The history of popular economic thought really started in 1776 with the seminal work of Adam Smith, entitled The Wealth of Nations.  It was the genesis of the classical or Austrian school of economics, popularized by Ludwig von Mises.  During the Great Depression, another school of economic thought was popularized by John Maynard Keynes, and it was understandably called Keynesian economics, although it is sometimes called Demand-side today.  Ronald Reagan brought the third school of economic thought to the country, called Supply-side economics.

As a college student during the 1960's, I was taught Keynesian economics almost exclusively.  During a lunch with Arthur Laffer, the godfather of Supply-side economics, in 1978, I became fascinated and studied various experiments in Supply-side economics.  However, as some experiments failed so badly, I have gravitated back to the Austrian school, which means deficits really matter a great deal.

With that in mind, I have studied the President's new budget proposal and am glad it is "dead-on-arrival."  It is pure Supply-side, meaning the deficit does explode if the economy doesn't explode.  It is dependent on explosive growth in GDP.  That ain't going to happen!

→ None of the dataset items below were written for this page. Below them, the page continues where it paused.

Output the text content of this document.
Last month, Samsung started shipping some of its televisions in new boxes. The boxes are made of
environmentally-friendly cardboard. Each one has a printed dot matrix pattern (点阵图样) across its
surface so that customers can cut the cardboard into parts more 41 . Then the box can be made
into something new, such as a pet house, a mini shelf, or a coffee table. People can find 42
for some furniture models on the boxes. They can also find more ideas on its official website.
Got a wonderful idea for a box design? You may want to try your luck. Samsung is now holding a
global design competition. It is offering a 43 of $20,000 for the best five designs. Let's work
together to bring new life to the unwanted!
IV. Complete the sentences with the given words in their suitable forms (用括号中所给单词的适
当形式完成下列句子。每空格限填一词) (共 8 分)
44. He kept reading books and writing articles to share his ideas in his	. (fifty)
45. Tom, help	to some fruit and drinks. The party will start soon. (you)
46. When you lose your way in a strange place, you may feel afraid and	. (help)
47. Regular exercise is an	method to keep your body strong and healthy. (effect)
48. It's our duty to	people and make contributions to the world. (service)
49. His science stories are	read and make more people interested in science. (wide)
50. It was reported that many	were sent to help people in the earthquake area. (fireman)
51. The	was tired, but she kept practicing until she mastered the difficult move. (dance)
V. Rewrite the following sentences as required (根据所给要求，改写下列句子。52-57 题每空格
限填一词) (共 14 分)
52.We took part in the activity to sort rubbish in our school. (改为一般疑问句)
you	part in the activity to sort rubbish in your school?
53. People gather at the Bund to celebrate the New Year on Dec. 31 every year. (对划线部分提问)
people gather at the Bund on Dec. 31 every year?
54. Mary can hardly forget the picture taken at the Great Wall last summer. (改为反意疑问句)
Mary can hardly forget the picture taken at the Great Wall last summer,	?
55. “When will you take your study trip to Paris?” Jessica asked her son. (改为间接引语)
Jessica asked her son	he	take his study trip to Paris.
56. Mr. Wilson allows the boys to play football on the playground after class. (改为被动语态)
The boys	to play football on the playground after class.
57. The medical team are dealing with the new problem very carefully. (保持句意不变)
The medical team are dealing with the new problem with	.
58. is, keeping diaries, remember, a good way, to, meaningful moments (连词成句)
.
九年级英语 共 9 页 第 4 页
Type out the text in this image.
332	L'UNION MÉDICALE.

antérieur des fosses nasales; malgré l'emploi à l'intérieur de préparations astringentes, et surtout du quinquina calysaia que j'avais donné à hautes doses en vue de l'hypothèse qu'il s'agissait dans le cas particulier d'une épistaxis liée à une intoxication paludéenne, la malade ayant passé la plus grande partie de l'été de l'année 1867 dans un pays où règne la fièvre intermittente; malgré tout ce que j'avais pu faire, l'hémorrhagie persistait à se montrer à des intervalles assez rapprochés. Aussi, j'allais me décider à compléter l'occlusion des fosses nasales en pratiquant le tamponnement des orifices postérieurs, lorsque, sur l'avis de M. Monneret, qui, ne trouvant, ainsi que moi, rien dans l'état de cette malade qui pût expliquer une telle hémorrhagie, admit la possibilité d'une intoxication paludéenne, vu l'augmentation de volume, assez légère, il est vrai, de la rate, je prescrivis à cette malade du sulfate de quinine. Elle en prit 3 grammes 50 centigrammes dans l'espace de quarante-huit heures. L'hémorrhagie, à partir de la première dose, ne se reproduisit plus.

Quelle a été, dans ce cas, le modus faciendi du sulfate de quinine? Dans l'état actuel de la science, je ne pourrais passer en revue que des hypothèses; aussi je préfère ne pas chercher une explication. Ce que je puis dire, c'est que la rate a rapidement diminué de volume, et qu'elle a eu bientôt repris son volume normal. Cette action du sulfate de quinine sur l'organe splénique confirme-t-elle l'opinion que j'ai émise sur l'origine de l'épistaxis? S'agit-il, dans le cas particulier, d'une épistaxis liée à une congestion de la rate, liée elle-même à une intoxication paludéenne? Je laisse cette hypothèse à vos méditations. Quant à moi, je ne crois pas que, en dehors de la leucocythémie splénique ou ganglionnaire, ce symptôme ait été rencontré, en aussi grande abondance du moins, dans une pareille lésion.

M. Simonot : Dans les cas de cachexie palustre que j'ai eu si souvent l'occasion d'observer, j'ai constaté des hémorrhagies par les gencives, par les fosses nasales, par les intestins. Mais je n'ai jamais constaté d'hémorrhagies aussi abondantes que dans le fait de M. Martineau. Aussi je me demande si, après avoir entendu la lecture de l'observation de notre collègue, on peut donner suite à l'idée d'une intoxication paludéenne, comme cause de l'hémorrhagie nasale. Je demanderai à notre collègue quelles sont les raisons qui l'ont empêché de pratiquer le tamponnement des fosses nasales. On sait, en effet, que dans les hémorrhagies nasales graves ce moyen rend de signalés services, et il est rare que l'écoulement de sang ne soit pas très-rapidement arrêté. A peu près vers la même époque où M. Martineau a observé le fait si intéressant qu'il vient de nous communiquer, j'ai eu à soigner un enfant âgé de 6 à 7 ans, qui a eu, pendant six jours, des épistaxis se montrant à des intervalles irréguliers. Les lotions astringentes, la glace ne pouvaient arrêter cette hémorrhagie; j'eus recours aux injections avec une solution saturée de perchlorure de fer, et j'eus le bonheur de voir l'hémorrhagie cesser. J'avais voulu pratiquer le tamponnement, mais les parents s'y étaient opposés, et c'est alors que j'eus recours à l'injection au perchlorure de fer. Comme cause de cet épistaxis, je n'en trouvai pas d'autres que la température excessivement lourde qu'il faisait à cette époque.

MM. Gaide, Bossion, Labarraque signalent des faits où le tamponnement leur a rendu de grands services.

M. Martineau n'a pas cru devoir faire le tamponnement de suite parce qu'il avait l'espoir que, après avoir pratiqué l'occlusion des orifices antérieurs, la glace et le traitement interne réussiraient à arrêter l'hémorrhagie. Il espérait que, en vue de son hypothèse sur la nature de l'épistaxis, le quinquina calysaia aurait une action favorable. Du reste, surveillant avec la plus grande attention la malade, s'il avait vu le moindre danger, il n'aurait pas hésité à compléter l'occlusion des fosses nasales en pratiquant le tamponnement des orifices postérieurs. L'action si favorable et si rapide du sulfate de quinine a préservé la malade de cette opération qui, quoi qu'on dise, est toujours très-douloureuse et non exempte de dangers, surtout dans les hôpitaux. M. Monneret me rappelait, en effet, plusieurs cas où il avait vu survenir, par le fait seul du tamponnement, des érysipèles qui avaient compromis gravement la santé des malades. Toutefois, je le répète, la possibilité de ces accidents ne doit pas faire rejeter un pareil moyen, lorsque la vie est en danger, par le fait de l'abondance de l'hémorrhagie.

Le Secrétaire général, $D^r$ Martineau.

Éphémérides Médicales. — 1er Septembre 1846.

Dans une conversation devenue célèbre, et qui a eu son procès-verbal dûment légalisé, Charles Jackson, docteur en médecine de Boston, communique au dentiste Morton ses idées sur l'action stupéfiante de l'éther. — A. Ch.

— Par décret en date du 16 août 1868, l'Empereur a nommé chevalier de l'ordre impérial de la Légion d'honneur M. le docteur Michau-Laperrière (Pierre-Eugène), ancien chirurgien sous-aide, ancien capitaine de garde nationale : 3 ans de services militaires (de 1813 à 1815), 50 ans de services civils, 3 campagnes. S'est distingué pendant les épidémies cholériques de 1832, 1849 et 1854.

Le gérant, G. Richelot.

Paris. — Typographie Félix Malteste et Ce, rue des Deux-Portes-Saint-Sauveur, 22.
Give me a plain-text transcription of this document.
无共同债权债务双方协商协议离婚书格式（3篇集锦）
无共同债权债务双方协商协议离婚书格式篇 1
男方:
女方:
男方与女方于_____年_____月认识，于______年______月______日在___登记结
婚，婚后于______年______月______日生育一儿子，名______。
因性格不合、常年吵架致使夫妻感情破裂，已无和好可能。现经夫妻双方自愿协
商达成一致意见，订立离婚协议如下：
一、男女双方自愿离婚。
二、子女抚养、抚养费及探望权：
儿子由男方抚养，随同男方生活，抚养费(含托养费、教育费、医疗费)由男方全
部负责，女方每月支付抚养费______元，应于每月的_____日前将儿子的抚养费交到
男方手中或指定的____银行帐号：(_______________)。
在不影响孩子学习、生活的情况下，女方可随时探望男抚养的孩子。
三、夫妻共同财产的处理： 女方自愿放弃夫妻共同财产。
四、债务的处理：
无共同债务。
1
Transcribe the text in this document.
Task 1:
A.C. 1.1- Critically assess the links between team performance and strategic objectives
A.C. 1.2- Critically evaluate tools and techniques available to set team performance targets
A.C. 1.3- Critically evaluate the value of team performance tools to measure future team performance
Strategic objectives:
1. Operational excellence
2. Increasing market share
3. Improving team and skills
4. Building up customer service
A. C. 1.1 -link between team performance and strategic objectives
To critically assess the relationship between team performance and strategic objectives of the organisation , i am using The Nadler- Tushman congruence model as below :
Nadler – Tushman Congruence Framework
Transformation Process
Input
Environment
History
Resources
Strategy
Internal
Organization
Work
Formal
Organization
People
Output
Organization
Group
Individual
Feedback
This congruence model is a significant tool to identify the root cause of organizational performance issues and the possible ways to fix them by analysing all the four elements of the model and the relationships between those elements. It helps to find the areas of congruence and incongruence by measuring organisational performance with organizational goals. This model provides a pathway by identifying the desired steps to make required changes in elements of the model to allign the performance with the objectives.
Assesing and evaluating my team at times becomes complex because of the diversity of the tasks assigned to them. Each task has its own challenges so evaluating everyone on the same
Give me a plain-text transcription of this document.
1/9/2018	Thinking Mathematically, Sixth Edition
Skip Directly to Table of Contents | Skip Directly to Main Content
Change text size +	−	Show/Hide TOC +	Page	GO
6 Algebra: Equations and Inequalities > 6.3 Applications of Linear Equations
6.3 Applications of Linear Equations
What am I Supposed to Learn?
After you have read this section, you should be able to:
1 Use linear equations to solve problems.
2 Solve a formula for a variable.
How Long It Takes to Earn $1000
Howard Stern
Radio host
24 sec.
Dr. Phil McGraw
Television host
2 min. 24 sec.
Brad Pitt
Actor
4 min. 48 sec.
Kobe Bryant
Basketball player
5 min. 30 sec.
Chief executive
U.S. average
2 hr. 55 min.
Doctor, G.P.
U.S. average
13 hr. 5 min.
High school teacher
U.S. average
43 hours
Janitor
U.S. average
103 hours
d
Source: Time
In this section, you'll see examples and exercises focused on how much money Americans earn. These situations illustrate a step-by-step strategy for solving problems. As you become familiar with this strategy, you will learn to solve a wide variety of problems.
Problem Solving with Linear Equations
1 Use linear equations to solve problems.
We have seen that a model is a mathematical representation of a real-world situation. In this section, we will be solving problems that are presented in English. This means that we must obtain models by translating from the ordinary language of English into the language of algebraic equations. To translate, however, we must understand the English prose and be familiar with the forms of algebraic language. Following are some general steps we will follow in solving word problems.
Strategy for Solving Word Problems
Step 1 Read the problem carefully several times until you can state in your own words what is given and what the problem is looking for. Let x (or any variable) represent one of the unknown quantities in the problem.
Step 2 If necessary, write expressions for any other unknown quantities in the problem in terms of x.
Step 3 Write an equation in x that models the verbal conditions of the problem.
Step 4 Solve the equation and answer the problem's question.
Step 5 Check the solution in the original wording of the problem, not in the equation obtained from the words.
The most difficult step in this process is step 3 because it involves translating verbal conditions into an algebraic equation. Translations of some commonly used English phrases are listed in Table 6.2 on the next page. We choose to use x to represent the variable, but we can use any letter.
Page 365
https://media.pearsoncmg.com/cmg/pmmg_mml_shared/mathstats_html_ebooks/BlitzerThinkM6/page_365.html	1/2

Our $20 TRILLION debt is going to jump, with this proposal. Trump is right to curb entitlement growth, but he is doing it in the most heartless fashion, such as cutting health care for the poor.  The two biggest budget gluttons are Social Security and Medicare, which are untouched by this budget proposal, because recipients of those huge programs vote in huge numbers.  As a beneficiary of both, I would recommend they both be cut.  At the very least, eliminate the cost-of-living increases and limit spending on high-income recipients like myself.

Am I happy about a tax cut for me?  Of course!  I moan and curse every quarter when I write that check to the IRS.  But, writing that check is good for the country.  Supply-side disciples believe I will take my tax savings and create new jobs.  No, that ain't going to happen either.  I will save the money, which creates no jobs, and hurts the country.  To suggest that all tax cuts increase revenue growth, then what happened to the Bush tax cuts?  Have you looked at what happened in Kansas?  Yet, the Administration wants us to believe GDP will grow, reducing the deficit.  This is called "dynamic scoring," which I describe as economic ignorance.

The Kennedy tax cut and the Reagan tax cut were successful in increasing GDP growth.  A tax cut today would not!  DOA is a good thing.